While other parameters were not changed, many factors might be responsible for these effects. Firstly, the participants were informed to consume everyday foods, and there was no record of food intake. The participants’ food may have contained a lot of salt, which can affect the BP [2]. Similar to the study by Zahroh and colleagues, there was no significant change in BP after 15 min of BE because over 80% of the respondents consumed salty foods [19]. Secondly, half of the participants in this study had a normal BP at baseline (Table 1). The participants were correctly taking antihypertensive drugs to control their BP. This is related to the research by Ghati et al. [9], who stated that taking adequate medicine may attenuate the influence of BE on BP [9]. Thirdly, the participants had time to practice the BE only before the experiment and had no previous training, which may have led to the lack of apparent modulation on all parameters.
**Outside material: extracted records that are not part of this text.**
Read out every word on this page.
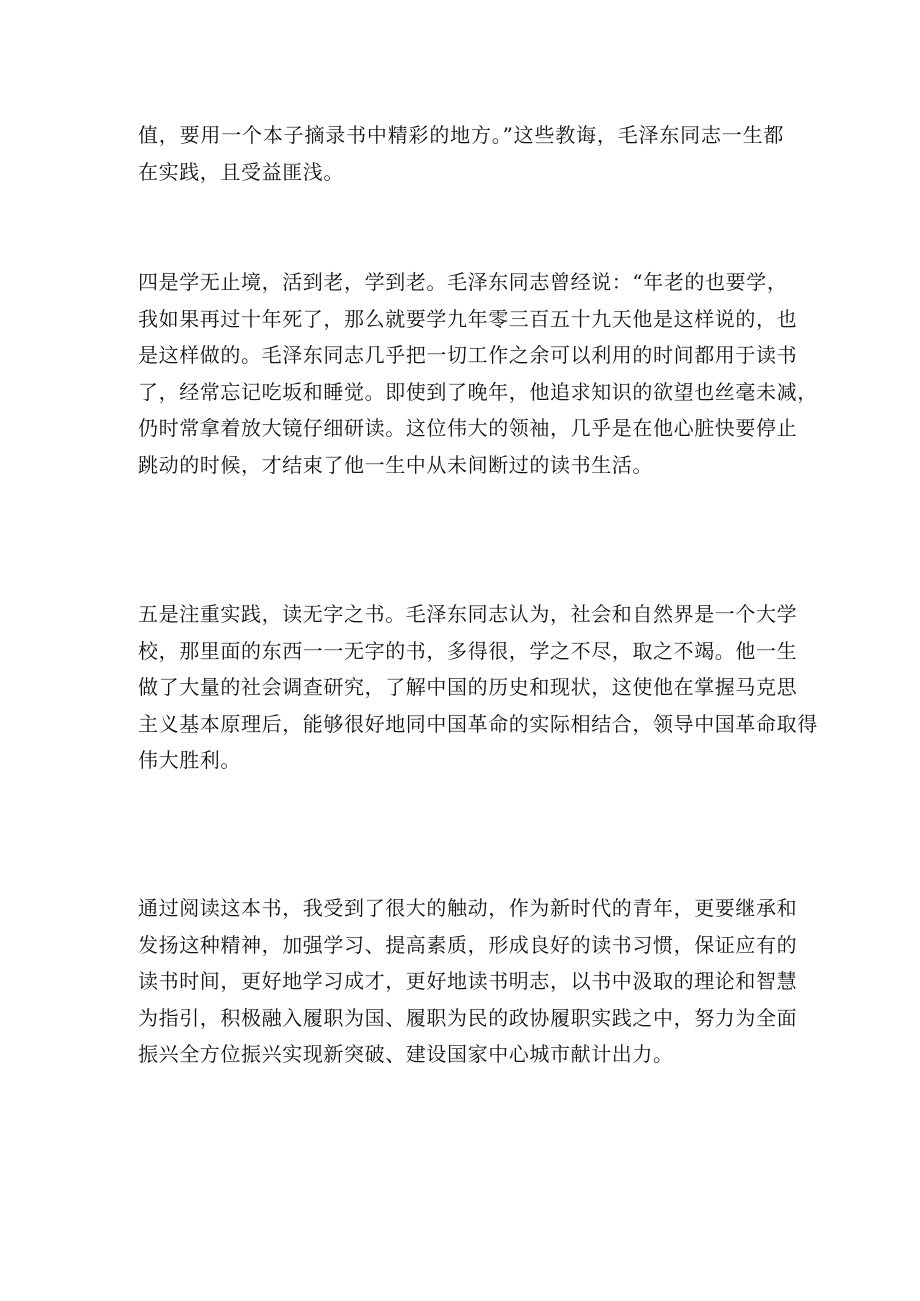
值，要用一个本子摘录书中精彩的地方。”这些教诲，毛泽东同志一生都
在实践，且受益匪浅。
四是学无止境，活到老，学到老。毛泽东同志曾经说：“年老的也要学，
我如果再过十年死了，那么就要学九年零三百五十九天他是这样说的，也
是这样做的。毛泽东同志几乎把一切工作之余可以利用的时间都用于读书
了，经常忘记吃坂和睡觉。即使到了晚年，他追求知识的欲望也丝毫未减，
仍时常拿着放大镜仔细研读。这位伟大的领袖，几乎是在他心脏快要停止
跳动的时候，才结束了他一生中从未间断过的读书生活。
五是注重实践，读无字之书。毛泽东同志认为，社会和自然界是一个大学
校，那里面的东西一一无字的书，多得很，学之不尽，取之不竭。他一生
做了大量的社会调查研究，了解中国的历史和现状，这使他在掌握马克思
主义基本原理后，能够很好地同中国革命的实际相结合，领导中国革命取得
伟大胜利。
通过阅读这本书，我受到了很大的触动，作为新时代的青年，更要继承和
发扬这种精神，加强学习、提高素质，形成良好的读书习惯，保证应有的
读书时间，更好地学习成才，更好地读书明志，以书中汲取的理论和智慧
为指引，积极融入履职为国、履职为民的政协履职实践之中，努力为全面
振兴全方位振兴实现新突破、建设国家中心城市献计出力。
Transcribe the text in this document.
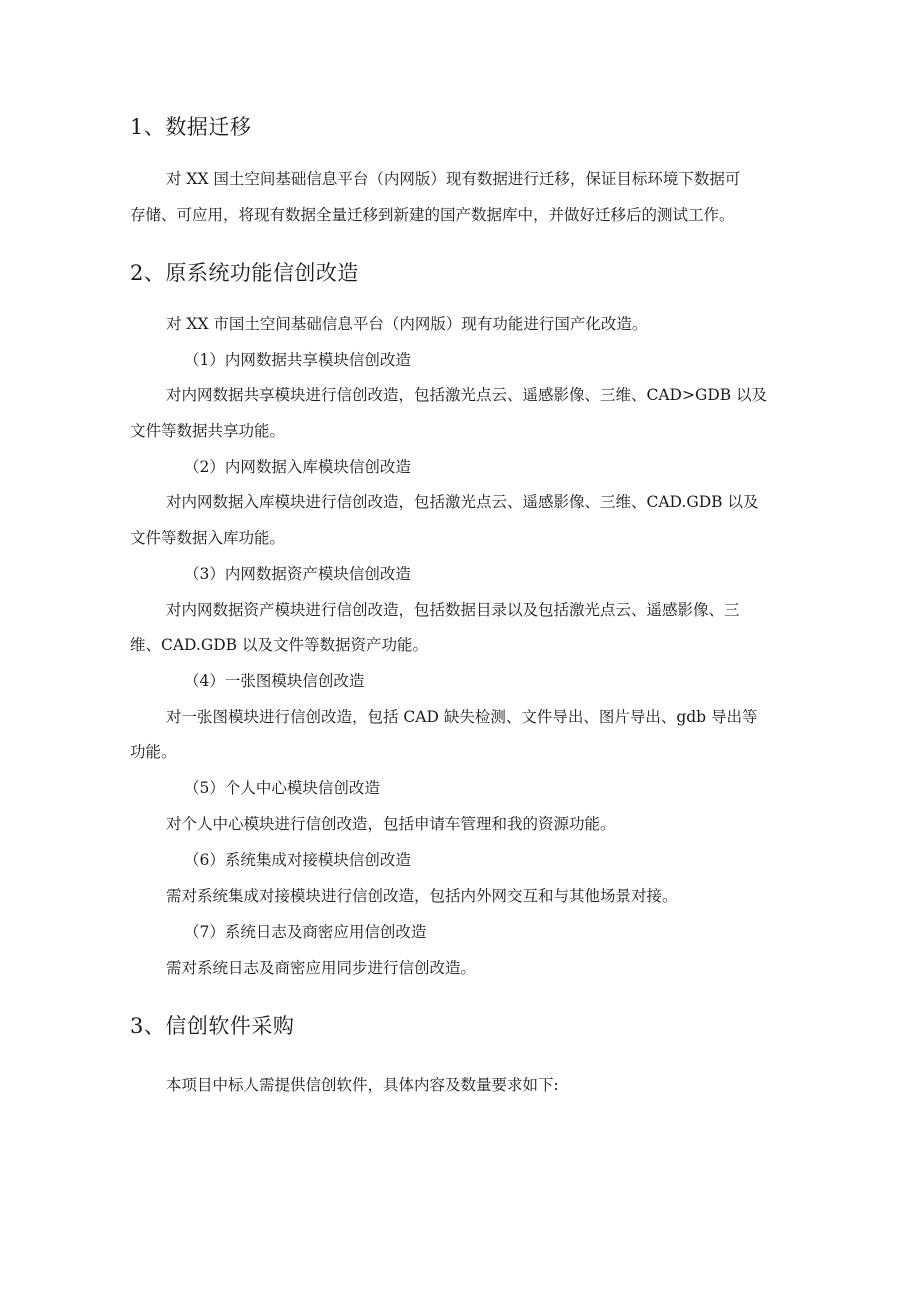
1、数据迁移

对 XX 国土空间基础信息平台（内网版）现有数据进行迁移，保证目标环境下数据可

存储、可应用，将现有数据全量迁移到新建的国产数据库中，并做好迁移后的测试工作。

2、原系统功能信创改造

对 XX 市国土空间基础信息平台（内网版）现有功能进行国产化改造。

（1）内网数据共享模块信创改造

对内网数据共享模块进行信创改造，包括激光点云、遥感影像、三维、CAD>GDB 以及

文件等数据共享功能。

（2）内网数据入库模块信创改造

对内网数据入库模块进行信创改造，包括激光点云、遥感影像、三维、CAD.GDB 以及

文件等数据入库功能。

（3）内网数据资产模块信创改造

对内网数据资产模块进行信创改造，包括数据目录以及包括激光点云、遥感影像、三

维、CAD.GDB 以及文件等数据资产功能。

（4）一张图模块信创改造

对一张图模块进行信创改造，包括 CAD 缺失检测、文件导出、图片导出、gdb 导出等

功能。

（5）个人中心模块信创改造

对个人中心模块进行信创改造，包括申请车管理和我的资源功能。

（6）系统集成对接模块信创改造

需对系统集成对接模块进行信创改造，包括内外网交互和与其他场景对接。

（7）系统日志及商密应用信创改造

需对系统日志及商密应用同步进行信创改造。

3、信创软件采购

本项目中标人需提供信创软件，具体内容及数量要求如下:
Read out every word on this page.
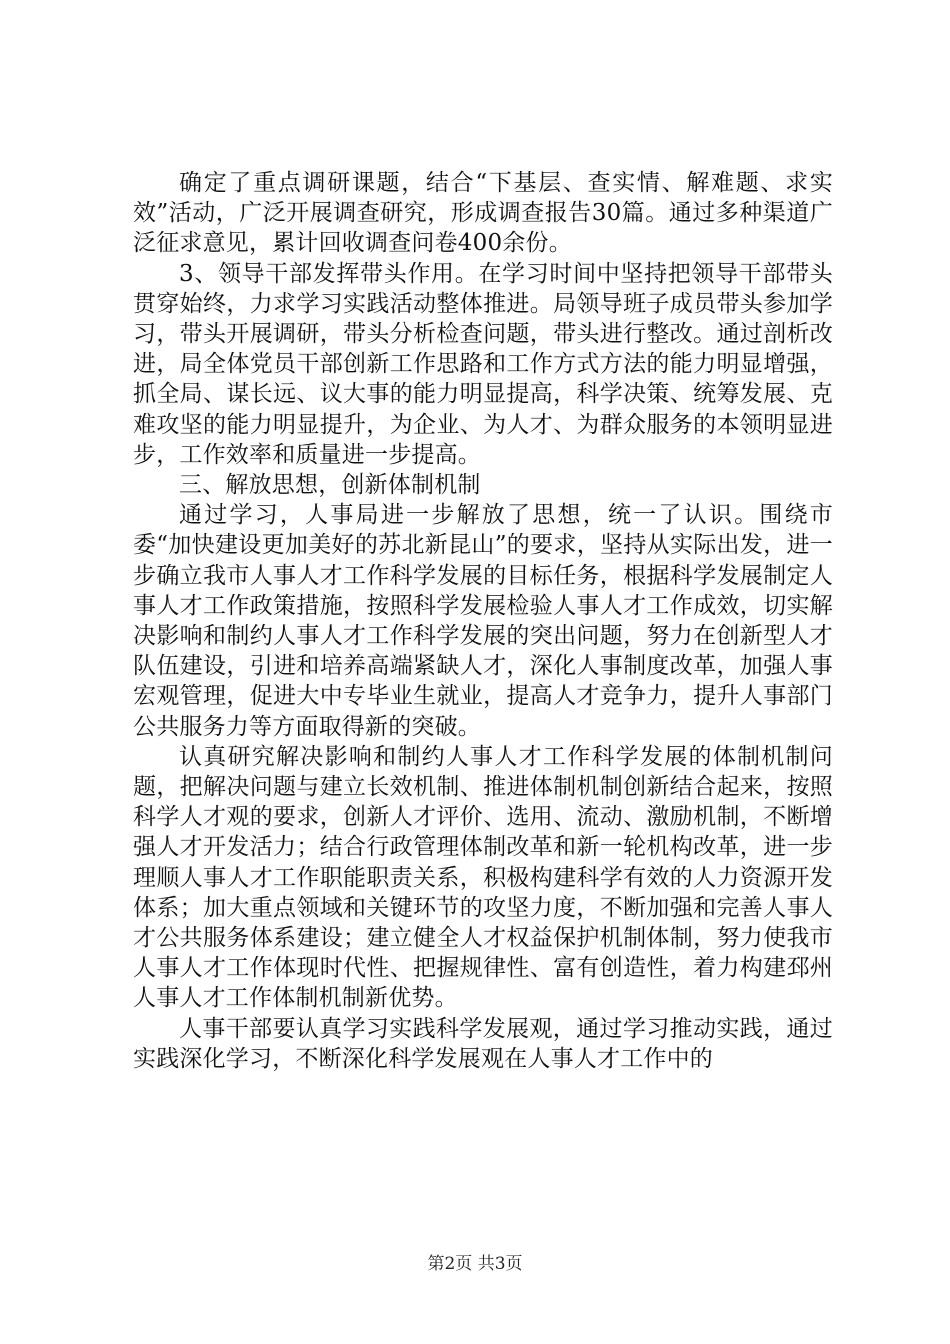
确定了重点调研课题，结合“下基层、查实情、解难题、求实效”活动，广泛开展调查研究，形成调查报告30篇。通过多种渠道广泛征求意见，累计回收调查问卷400余份。

3、领导干部发挥带头作用。在学习时间中坚持把领导干部带头贯穿始终，力求学习实践活动整体推进。局领导班子成员带头参加学习，带头开展调研，带头分析检查问题，带头进行整改。通过剖析改进，局全体党员干部创新工作思路和工作方式方法的能力明显增强，抓全局、谋长远、议大事的能力明显提高，科学决策、统筹发展、克难攻坚的能力明显提升，为企业、为人才、为群众服务的本领明显进步，工作效率和质量进一步提高。

三、解放思想，创新体制机制

通过学习，人事局进一步解放了思想，统一了认识。围绕市委“加快建设更加美好的苏北新昆山”的要求，坚持从实际出发，进一步确立我市人事人才工作科学发展的目标任务，根据科学发展制定人事人才工作政策措施，按照科学发展检验人事人才工作成效，切实解决影响和制约人事人才工作科学发展的突出问题，努力在创新型人才队伍建设，引进和培养高端紧缺人才，深化人事制度改革，加强人事宏观管理，促进大中专毕业生就业，提高人才竞争力，提升人事部门公共服务力等方面取得新的突破。

认真研究解决影响和制约人事人才工作科学发展的体制机制问题，把解决问题与建立长效机制、推进体制机制创新结合起来，按照科学人才观的要求，创新人才评价、选用、流动、激励机制，不断增强人才开发活力；结合行政管理体制改革和新一轮机构改革，进一步理顺人事人才工作职能职责关系，积极构建科学有效的人力资源开发体系；加大重点领域和关键环节的攻坚力度，不断加强和完善人事人才公共服务体系建设；建立健全人才权益保护机制体制，努力使我市人事人才工作体现时代性、把握规律性、富有创造性，着力构建邳州人事人才工作体制机制新优势。

人事干部要认真学习实践科学发展观，通过学习推动实践，通过实践深化学习，不断深化科学发展观在人事人才工作中的

第2页 共3页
As mentioned by Ghati et al. [9], the participants who were not experienced with BE before the study may have had a high chance of underperforming during exercise sessions [9]. Our study’s participants also wore the spirometer’s mask during exercise sessions, which may have been uncomfortable. Nervousness and stress may alter the ANS, resulting in modulation of the HRV parameters [20]. Fourthly, after evaluating the power analysis, the small sample size impacted the results. Further study should involve a larger number of patients.

Conclusions

The developed BE is more effective than the basic BE (deep and slow) in lowering haemodynamics (SBP) and modulating HRV parameters (SDNN). A BE cycle combined with pursed-lip breathing (developed BE1 and BE3) effectively reduced the SBP and increased the SDNN throughout the 10-min session. These are complementary treatments for patients who have high blood pressure.